Territories such as Easter Europe and the Balkans are experiencing similar issues, she reports, and adds that NRK is currently in discussions with the main voice platforms as well as universities in Norway, that could provide an independent solution to this issue.

Myklebust remains broadly confident that once speech to text and text to speech becomes more mature on these speakers, and once ML is more developed, this convergence will “change the face what audio and media is.”

So, is voice ever likely to replace the remote control in the user’s content discoverability journey?

C4’s Cameron says that for this to happen more products need to be designed with a ‘voice first ‘approach.

Myklebust thinks it may replace some remote control functions, but it will depend on the demographics of the user: “Some people might still feel awkward talking to a machine,” he says.

“It’s a really interesting time – the hype is levelling off… but there’s lots of potential coming up” Nicky Birch, BBC R&D

To this end, the BBC R&D is about to undertake a major piece of research into the type of voice audiences respond better to.

“We’re looking at how do people feel about talking to synthesized voice vs a pre-recorded human one; Is the user’s reaction different depending on gender?

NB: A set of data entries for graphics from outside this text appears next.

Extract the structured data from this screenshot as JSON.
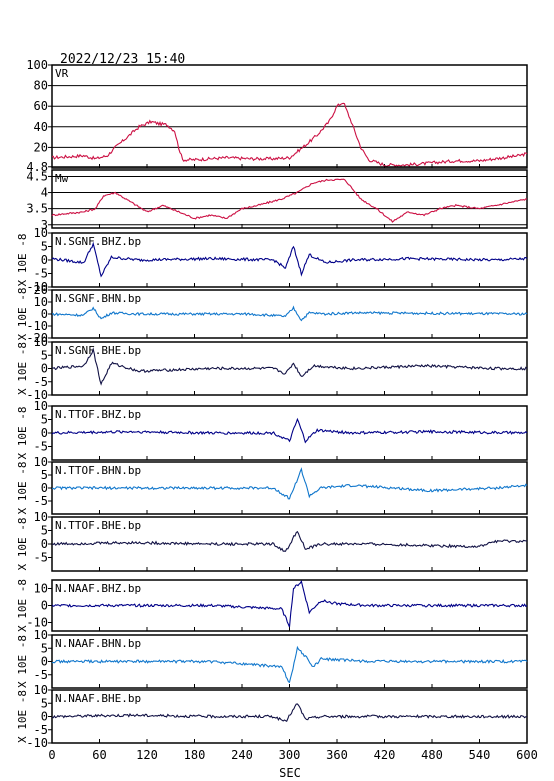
{
  "header": {
    "datetime": "2022/12/23  15:40"
  },
  "xaxis": {
    "label": "SEC",
    "ticks": [
      0,
      60,
      120,
      180,
      240,
      300,
      360,
      420,
      480,
      540,
      600
    ],
    "range": [
      0,
      600
    ]
  },
  "colors": {
    "red": "#cc1144",
    "navy": "#000088",
    "blue": "#1177cc",
    "dark": "#111144"
  },
  "chart_data": [
    {
      "type": "line",
      "title": "VR",
      "ylim": [
        0,
        100
      ],
      "yticks": [
        20,
        40,
        60,
        80,
        100
      ],
      "grid": true,
      "series": [
        {
          "color": "red",
          "points": [
            [
              0,
              10
            ],
            [
              20,
              11
            ],
            [
              40,
              12
            ],
            [
              55,
              9
            ],
            [
              70,
              12
            ],
            [
              80,
              20
            ],
            [
              95,
              30
            ],
            [
              110,
              40
            ],
            [
              125,
              45
            ],
            [
              135,
              43
            ],
            [
              145,
              42
            ],
            [
              155,
              36
            ],
            [
              160,
              20
            ],
            [
              165,
              8
            ],
            [
              180,
              8
            ],
            [
              220,
              10
            ],
            [
              250,
              9
            ],
            [
              280,
              9
            ],
            [
              300,
              10
            ],
            [
              320,
              22
            ],
            [
              335,
              32
            ],
            [
              350,
              45
            ],
            [
              360,
              60
            ],
            [
              368,
              64
            ],
            [
              378,
              45
            ],
            [
              390,
              20
            ],
            [
              400,
              8
            ],
            [
              420,
              3
            ],
            [
              450,
              3
            ],
            [
              480,
              5
            ],
            [
              510,
              7
            ],
            [
              540,
              7
            ],
            [
              570,
              10
            ],
            [
              590,
              12
            ],
            [
              600,
              14
            ]
          ]
        }
      ]
    },
    {
      "type": "line",
      "title": "Mw",
      "ylim": [
        2.9,
        4.7
      ],
      "yticks": [
        3.0,
        3.5,
        4.0,
        4.5,
        4.8
      ],
      "grid": true,
      "series": [
        {
          "color": "red",
          "points": [
            [
              0,
              3.3
            ],
            [
              40,
              3.4
            ],
            [
              55,
              3.5
            ],
            [
              65,
              3.9
            ],
            [
              80,
              4.0
            ],
            [
              100,
              3.7
            ],
            [
              120,
              3.4
            ],
            [
              140,
              3.6
            ],
            [
              160,
              3.4
            ],
            [
              180,
              3.2
            ],
            [
              200,
              3.3
            ],
            [
              220,
              3.2
            ],
            [
              240,
              3.5
            ],
            [
              260,
              3.6
            ],
            [
              290,
              3.8
            ],
            [
              310,
              4.0
            ],
            [
              330,
              4.3
            ],
            [
              350,
              4.4
            ],
            [
              370,
              4.4
            ],
            [
              390,
              3.8
            ],
            [
              410,
              3.5
            ],
            [
              430,
              3.1
            ],
            [
              450,
              3.4
            ],
            [
              470,
              3.3
            ],
            [
              490,
              3.5
            ],
            [
              510,
              3.6
            ],
            [
              540,
              3.5
            ],
            [
              560,
              3.6
            ],
            [
              580,
              3.7
            ],
            [
              600,
              3.8
            ]
          ]
        }
      ]
    },
    {
      "type": "line",
      "title": "N.SGNF.BHZ.bp",
      "ylabel": "X 10E -8",
      "ylim": [
        -10,
        10
      ],
      "yticks": [
        -10,
        -5,
        0,
        5,
        10
      ],
      "series": [
        {
          "color": "navy",
          "points": [
            [
              0,
              0.5
            ],
            [
              40,
              -1
            ],
            [
              52,
              6
            ],
            [
              62,
              -6
            ],
            [
              75,
              1
            ],
            [
              110,
              0
            ],
            [
              200,
              0.5
            ],
            [
              280,
              0
            ],
            [
              295,
              -3
            ],
            [
              305,
              5
            ],
            [
              315,
              -5
            ],
            [
              325,
              2
            ],
            [
              345,
              -1
            ],
            [
              380,
              0
            ],
            [
              450,
              0.5
            ],
            [
              560,
              0
            ],
            [
              600,
              0.5
            ]
          ]
        }
      ]
    },
    {
      "type": "line",
      "title": "N.SGNF.BHN.bp",
      "ylabel": "X 10E -8",
      "ylim": [
        -20,
        20
      ],
      "yticks": [
        -20,
        -10,
        0,
        10,
        20
      ],
      "series": [
        {
          "color": "blue",
          "points": [
            [
              0,
              0
            ],
            [
              40,
              -1
            ],
            [
              52,
              5
            ],
            [
              62,
              -4
            ],
            [
              75,
              1
            ],
            [
              110,
              0
            ],
            [
              250,
              0
            ],
            [
              295,
              -2
            ],
            [
              305,
              5
            ],
            [
              315,
              -5
            ],
            [
              325,
              1
            ],
            [
              345,
              0
            ],
            [
              380,
              1
            ],
            [
              600,
              0
            ]
          ]
        }
      ]
    },
    {
      "type": "line",
      "title": "N.SGNF.BHE.bp",
      "ylabel": "X 10E -8",
      "ylim": [
        -10,
        10
      ],
      "yticks": [
        -10,
        -5,
        0,
        5,
        10
      ],
      "series": [
        {
          "color": "dark",
          "points": [
            [
              0,
              0
            ],
            [
              40,
              1
            ],
            [
              52,
              7
            ],
            [
              62,
              -6
            ],
            [
              75,
              2
            ],
            [
              110,
              -1
            ],
            [
              200,
              0
            ],
            [
              280,
              0
            ],
            [
              295,
              -2
            ],
            [
              305,
              2
            ],
            [
              315,
              -3
            ],
            [
              330,
              1
            ],
            [
              380,
              0
            ],
            [
              470,
              1
            ],
            [
              560,
              0
            ],
            [
              600,
              0
            ]
          ]
        }
      ]
    },
    {
      "type": "line",
      "title": "N.TTOF.BHZ.bp",
      "ylabel": "X 10E -8",
      "ylim": [
        -10,
        10
      ],
      "yticks": [
        -5,
        0,
        5,
        10
      ],
      "series": [
        {
          "color": "navy",
          "points": [
            [
              0,
              0
            ],
            [
              100,
              0.5
            ],
            [
              200,
              0
            ],
            [
              280,
              0
            ],
            [
              300,
              -3
            ],
            [
              310,
              5
            ],
            [
              320,
              -3
            ],
            [
              335,
              1
            ],
            [
              380,
              0
            ],
            [
              480,
              0.5
            ],
            [
              600,
              0
            ]
          ]
        }
      ]
    },
    {
      "type": "line",
      "title": "N.TTOF.BHN.bp",
      "ylabel": "X 10E -8",
      "ylim": [
        -10,
        10
      ],
      "yticks": [
        -5,
        0,
        5,
        10
      ],
      "series": [
        {
          "color": "blue",
          "points": [
            [
              0,
              0
            ],
            [
              100,
              0
            ],
            [
              200,
              0
            ],
            [
              280,
              0
            ],
            [
              300,
              -4
            ],
            [
              315,
              7
            ],
            [
              325,
              -3
            ],
            [
              340,
              0
            ],
            [
              380,
              1
            ],
            [
              480,
              -1
            ],
            [
              560,
              0
            ],
            [
              600,
              1
            ]
          ]
        }
      ]
    },
    {
      "type": "line",
      "title": "N.TTOF.BHE.bp",
      "ylabel": "X 10E -8",
      "ylim": [
        -10,
        10
      ],
      "yticks": [
        -5,
        0,
        5,
        10
      ],
      "series": [
        {
          "color": "dark",
          "points": [
            [
              0,
              0
            ],
            [
              100,
              0.5
            ],
            [
              200,
              0
            ],
            [
              280,
              0
            ],
            [
              295,
              -3
            ],
            [
              310,
              5
            ],
            [
              320,
              -2
            ],
            [
              340,
              0
            ],
            [
              400,
              0
            ],
            [
              540,
              -1
            ],
            [
              560,
              1
            ],
            [
              600,
              1
            ]
          ]
        }
      ]
    },
    {
      "type": "line",
      "title": "N.NAAF.BHZ.bp",
      "ylabel": "X 10E -8",
      "ylim": [
        -15,
        15
      ],
      "yticks": [
        -10,
        0,
        10
      ],
      "series": [
        {
          "color": "navy",
          "points": [
            [
              0,
              0
            ],
            [
              100,
              0
            ],
            [
              200,
              0
            ],
            [
              290,
              -2
            ],
            [
              300,
              -12
            ],
            [
              305,
              10
            ],
            [
              315,
              14
            ],
            [
              325,
              -4
            ],
            [
              340,
              3
            ],
            [
              360,
              1
            ],
            [
              400,
              0
            ],
            [
              500,
              0
            ],
            [
              600,
              0
            ]
          ]
        }
      ]
    },
    {
      "type": "line",
      "title": "N.NAAF.BHN.bp",
      "ylabel": "X 10E -8",
      "ylim": [
        -10,
        10
      ],
      "yticks": [
        -5,
        0,
        5,
        10
      ],
      "series": [
        {
          "color": "blue",
          "points": [
            [
              0,
              0
            ],
            [
              100,
              0
            ],
            [
              200,
              0
            ],
            [
              290,
              -2
            ],
            [
              300,
              -8
            ],
            [
              310,
              5
            ],
            [
              320,
              2
            ],
            [
              330,
              -2
            ],
            [
              340,
              1
            ],
            [
              400,
              0
            ],
            [
              600,
              0
            ]
          ]
        }
      ]
    },
    {
      "type": "line",
      "title": "N.NAAF.BHE.bp",
      "ylabel": "X 10E -8",
      "ylim": [
        -10,
        10
      ],
      "yticks": [
        -10,
        -5,
        0,
        5,
        10
      ],
      "series": [
        {
          "color": "dark",
          "points": [
            [
              0,
              0
            ],
            [
              100,
              0.5
            ],
            [
              200,
              0
            ],
            [
              280,
              0
            ],
            [
              295,
              -2
            ],
            [
              310,
              5
            ],
            [
              320,
              -1
            ],
            [
              340,
              0
            ],
            [
              400,
              0
            ],
            [
              600,
              0
            ]
          ]
        }
      ]
    }
  ]
}
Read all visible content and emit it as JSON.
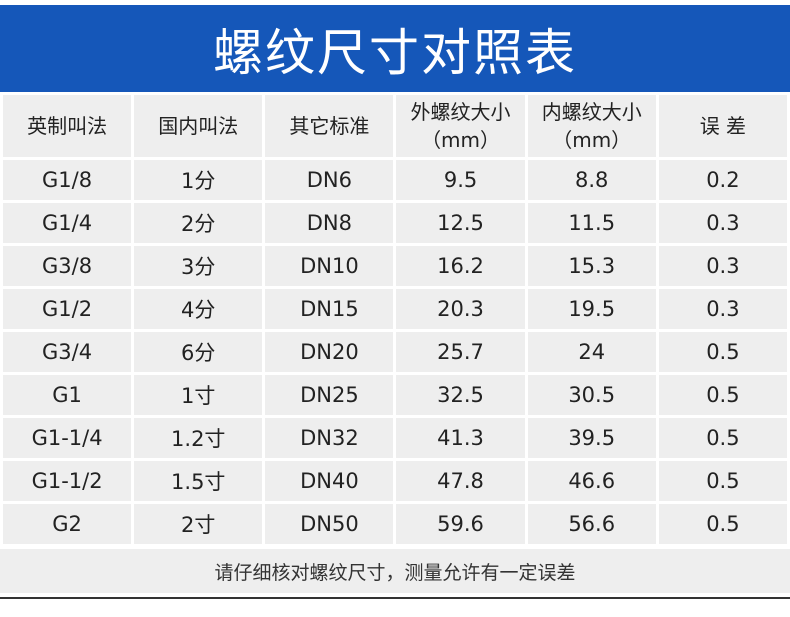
{
  "title": "螺纹尺寸对照表",
  "headers": [
    "英制叫法",
    "国内叫法",
    "其它标准",
    "外螺纹大小\n（mm）",
    "内螺纹大小\n（mm）",
    "误 差"
  ],
  "rows": [
    [
      "G1/8",
      "1分",
      "DN6",
      "9.5",
      "8.8",
      "0.2"
    ],
    [
      "G1/4",
      "2分",
      "DN8",
      "12.5",
      "11.5",
      "0.3"
    ],
    [
      "G3/8",
      "3分",
      "DN10",
      "16.2",
      "15.3",
      "0.3"
    ],
    [
      "G1/2",
      "4分",
      "DN15",
      "20.3",
      "19.5",
      "0.3"
    ],
    [
      "G3/4",
      "6分",
      "DN20",
      "25.7",
      "24",
      "0.5"
    ],
    [
      "G1",
      "1寸",
      "DN25",
      "32.5",
      "30.5",
      "0.5"
    ],
    [
      "G1-1/4",
      "1.2寸",
      "DN32",
      "41.3",
      "39.5",
      "0.5"
    ],
    [
      "G1-1/2",
      "1.5寸",
      "DN40",
      "47.8",
      "46.6",
      "0.5"
    ],
    [
      "G2",
      "2寸",
      "DN50",
      "59.6",
      "56.6",
      "0.5"
    ]
  ],
  "note": "请仔细核对螺纹尺寸，测量允许有一定误差",
  "colors": {
    "banner": "#1557b9",
    "cell": "#eeeeee"
  }
}
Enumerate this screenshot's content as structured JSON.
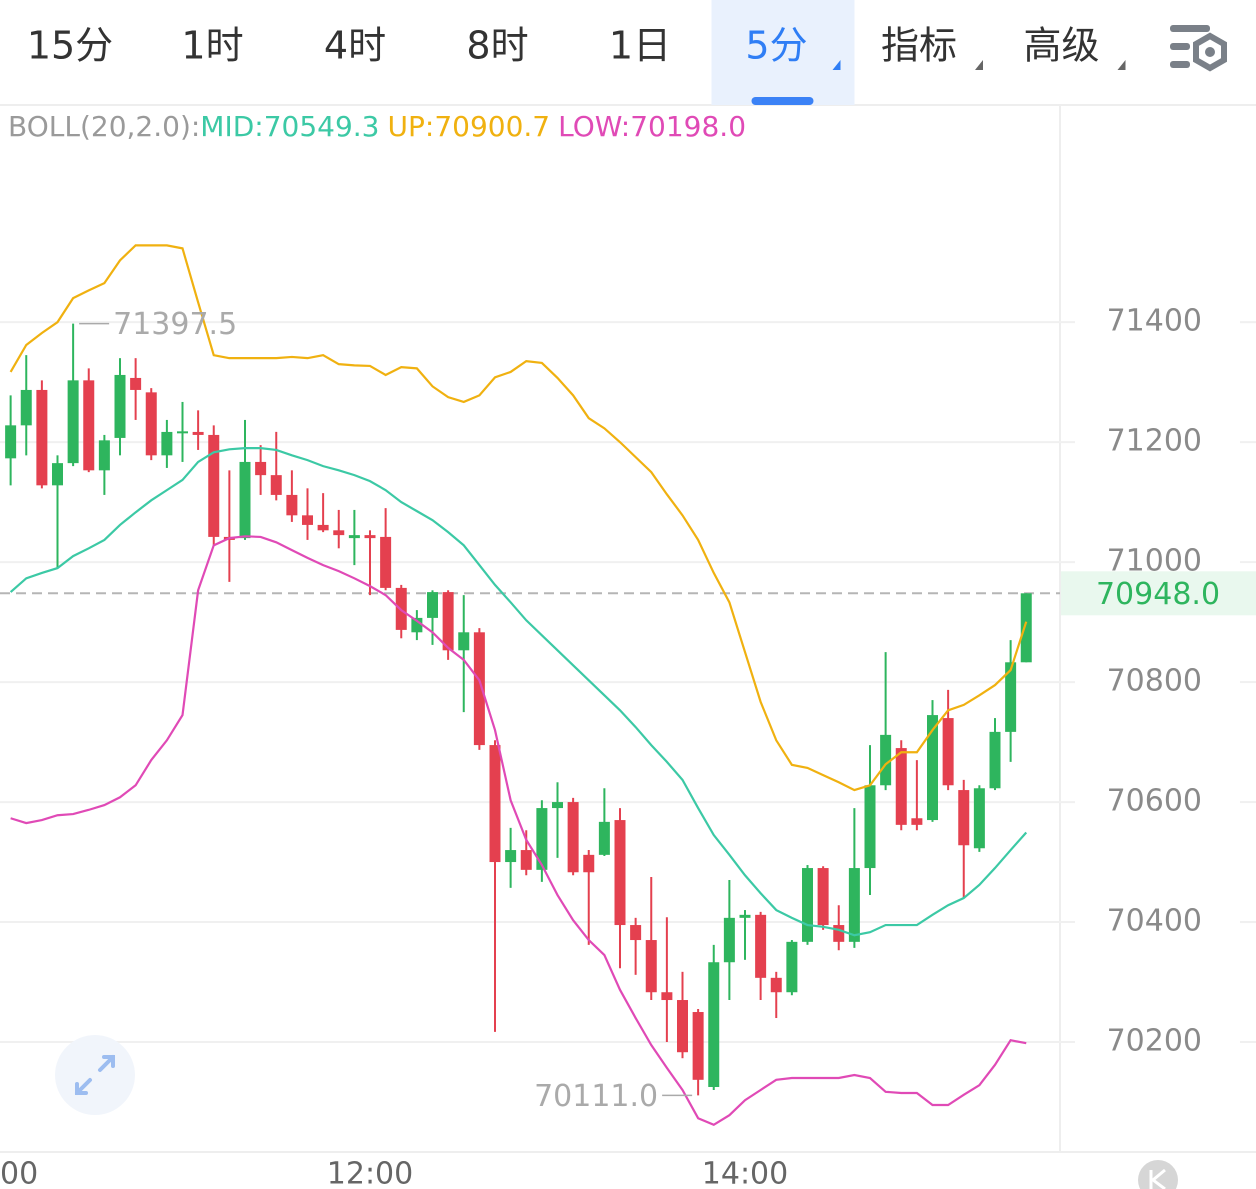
{
  "toolbar": {
    "tabs": [
      {
        "label": "15分",
        "active": false,
        "dropdown": false
      },
      {
        "label": "1时",
        "active": false,
        "dropdown": false
      },
      {
        "label": "4时",
        "active": false,
        "dropdown": false
      },
      {
        "label": "8时",
        "active": false,
        "dropdown": false
      },
      {
        "label": "1日",
        "active": false,
        "dropdown": false
      },
      {
        "label": "5分",
        "active": true,
        "dropdown": true
      },
      {
        "label": "指标",
        "active": false,
        "dropdown": true
      },
      {
        "label": "高级",
        "active": false,
        "dropdown": true
      }
    ]
  },
  "chart_data": {
    "type": "candlestick",
    "indicator": "BOLL(20,2.0):",
    "categories": [
      "00",
      null,
      null,
      null,
      null,
      null,
      null,
      null,
      null,
      null,
      null,
      null,
      null,
      null,
      null,
      null,
      null,
      null,
      null,
      null,
      null,
      null,
      null,
      null,
      "12:00",
      null,
      null,
      null,
      null,
      null,
      null,
      null,
      null,
      null,
      null,
      null,
      null,
      null,
      null,
      null,
      null,
      null,
      null,
      null,
      null,
      null,
      null,
      null,
      "14:00",
      null,
      null,
      null,
      null,
      null,
      null,
      null,
      null,
      null,
      null,
      null,
      null,
      null,
      null,
      null,
      null,
      null,
      null
    ],
    "open": [
      null,
      71173,
      71228,
      71287,
      71128,
      71165,
      71303,
      71153,
      71207,
      71307,
      71283,
      71178,
      71215,
      71217,
      71212,
      71042,
      71040,
      71167,
      71145,
      71112,
      71078,
      71062,
      71053,
      71040,
      71045,
      71042,
      70957,
      70883,
      70907,
      70950,
      70853,
      70883,
      70695,
      70500,
      70520,
      70487,
      70590,
      70600,
      70512,
      70512,
      70570,
      70395,
      70370,
      70283,
      70270,
      70250,
      70125,
      70333,
      70407,
      70412,
      70307,
      70283,
      70367,
      70490,
      70395,
      70367,
      70490,
      70628,
      70690,
      70573,
      70570,
      70740,
      70620,
      70523,
      70623,
      70717,
      70833
    ],
    "high": [
      null,
      71278,
      71345,
      71303,
      71178,
      71397.5,
      71323,
      71212,
      71340,
      71340,
      71290,
      71237,
      71267,
      71253,
      71228,
      71153,
      71237,
      71195,
      71217,
      71153,
      71123,
      71115,
      71087,
      71087,
      71053,
      71090,
      70962,
      70920,
      70953,
      70953,
      70945,
      70890,
      70703,
      70557,
      70553,
      70603,
      70633,
      70607,
      70520,
      70623,
      70590,
      70407,
      70475,
      70408,
      70317,
      70255,
      70362,
      70470,
      70420,
      70417,
      70317,
      70370,
      70495,
      70493,
      70428,
      70590,
      70695,
      70850,
      70703,
      70670,
      70770,
      70787,
      70637,
      70628,
      70740,
      70870,
      70948
    ],
    "low": [
      null,
      71128,
      71178,
      71123,
      70990,
      71160,
      71150,
      71112,
      71178,
      71237,
      71170,
      71157,
      71167,
      71187,
      71028,
      70967,
      71037,
      71112,
      71103,
      71067,
      71037,
      71050,
      71023,
      70995,
      70945,
      70953,
      70873,
      70870,
      70862,
      70837,
      70750,
      70687,
      70217,
      70457,
      70478,
      70467,
      70507,
      70478,
      70362,
      70510,
      70323,
      70312,
      70270,
      70200,
      70173,
      70111,
      70120,
      70270,
      70337,
      70270,
      70240,
      70278,
      70362,
      70387,
      70353,
      70357,
      70445,
      70620,
      70553,
      70553,
      70567,
      70620,
      70440,
      70517,
      70620,
      70667,
      70833
    ],
    "close": [
      null,
      71228,
      71287,
      71128,
      71165,
      71303,
      71153,
      71203,
      71312,
      71287,
      71178,
      71217,
      71218,
      71212,
      71042,
      71037,
      71167,
      71145,
      71112,
      71078,
      71062,
      71053,
      71045,
      71045,
      71040,
      70957,
      70887,
      70907,
      70950,
      70853,
      70883,
      70695,
      70500,
      70520,
      70487,
      70590,
      70600,
      70483,
      70483,
      70567,
      70395,
      70370,
      70283,
      70270,
      70183,
      70137,
      70333,
      70407,
      70412,
      70307,
      70283,
      70367,
      70490,
      70395,
      70367,
      70490,
      70628,
      70712,
      70562,
      70562,
      70745,
      70628,
      70528,
      70623,
      70717,
      70833,
      70948
    ],
    "up_color": "#2eb55e",
    "down_color": "#e4404f",
    "series": [
      {
        "name": "MID",
        "label": "MID:70549.3",
        "color": "#3cc9a5",
        "values": [
          null,
          70950,
          70973,
          70982,
          70990,
          71010,
          71023,
          71037,
          71062,
          71083,
          71103,
          71120,
          71137,
          71167,
          71183,
          71188,
          71190,
          71190,
          71187,
          71178,
          71170,
          71160,
          71153,
          71145,
          71135,
          71120,
          71100,
          71085,
          71070,
          71050,
          71028,
          70995,
          70962,
          70933,
          70903,
          70878,
          70853,
          70828,
          70803,
          70778,
          70753,
          70725,
          70695,
          70667,
          70637,
          70590,
          70545,
          70512,
          70478,
          70448,
          70420,
          70407,
          70395,
          70392,
          70387,
          70378,
          70383,
          70395,
          70395,
          70395,
          70412,
          70428,
          70440,
          70462,
          70490,
          70520,
          70549.3
        ]
      },
      {
        "name": "UP",
        "label": "UP:70900.7",
        "color": "#f0b110",
        "values": [
          null,
          71317,
          71362,
          71382,
          71400,
          71440,
          71453,
          71465,
          71503,
          71528,
          71528,
          71528,
          71523,
          71433,
          71345,
          71340,
          71340,
          71340,
          71340,
          71342,
          71340,
          71345,
          71330,
          71328,
          71327,
          71312,
          71325,
          71323,
          71293,
          71275,
          71267,
          71278,
          71308,
          71317,
          71335,
          71332,
          71307,
          71278,
          71240,
          71223,
          71200,
          71175,
          71150,
          71113,
          71078,
          71037,
          70982,
          70933,
          70850,
          70767,
          70703,
          70662,
          70657,
          70645,
          70633,
          70620,
          70628,
          70663,
          70683,
          70683,
          70720,
          70753,
          70762,
          70778,
          70795,
          70820,
          70900.7
        ]
      },
      {
        "name": "LOW",
        "label": "LOW:70198.0",
        "color": "#e04ab6",
        "values": [
          null,
          70573,
          70565,
          70570,
          70578,
          70580,
          70587,
          70595,
          70608,
          70628,
          70670,
          70703,
          70745,
          70953,
          71028,
          71040,
          71043,
          71042,
          71033,
          71020,
          71007,
          70995,
          70985,
          70973,
          70960,
          70945,
          70920,
          70902,
          70883,
          70857,
          70837,
          70803,
          70720,
          70603,
          70537,
          70495,
          70445,
          70403,
          70370,
          70345,
          70287,
          70240,
          70195,
          70157,
          70120,
          70073,
          70062,
          70078,
          70103,
          70120,
          70137,
          70140,
          70140,
          70140,
          70140,
          70145,
          70140,
          70117,
          70115,
          70115,
          70095,
          70095,
          70112,
          70128,
          70162,
          70203,
          70198.0
        ]
      }
    ],
    "ylim": [
      70020,
      71762
    ],
    "yticks": [
      70200,
      70400,
      70600,
      70800,
      71000,
      71200,
      71400
    ],
    "grid": true,
    "high_marker": 71397.5,
    "low_marker": {
      "value": 70111,
      "label": "70111.0"
    },
    "last_price": {
      "value": 70948,
      "label": "70948.0"
    }
  }
}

We’re hoping to explore this side in more detail,” reveals Birch.

Birch also echoes her fellow broadcasters in her belief that in terms of voice control, the best is yet to come.

“It’s a really interesting time. The hype is leveling off as well as the reality of what you can do, but there’s lots of potential coming up. There’s some interesting work happening and what you’ve seen or heard so far isn’t it.”

The role of voice in content interactivity
Once the voice UI is more established NRK’s Myklebust hopes that more interactive applications will follow, in which voice control plays a central role in the content.

“We’re looking at how best we can use the platform as a public service broadcaster,” he says. “We’ve experimented with a quiz format but found it challenging to get the speech interaction to work both ways, but the potential [to interact with a TV show] is there,” he says.

BBC R&D has also been experimenting with voice content which has resulted in two skills so far being released on Alexa: The Inspection Chamber - a choose-your-own-ending sci fi experience and a more experimental art house non-linear radio 3 play, The Unfortunates.

R&D’s latest prototype, Birch reveals. Is designed to explore how the BBC can utilize lengthier two-way conversations between the voice speaker and the viewer, using live semantic analysis.

The prototype of Five Days Five Dates is aimed at a younger demographic more interested in game-like experiences and sees the user become the friend of a young woman and has been set up on five dates with five different people.

The user is there to advise the friend - via voice control - on what course of action to take on each date.

“The character might ask ‘what do you think I should do?’ and the user might reply ‘dump him’ and the reply would be ‘dump him, yeah ok, he is a bit weird’. None of this has been productionized yet, but we are confident that we can deliver on the experience,” she says.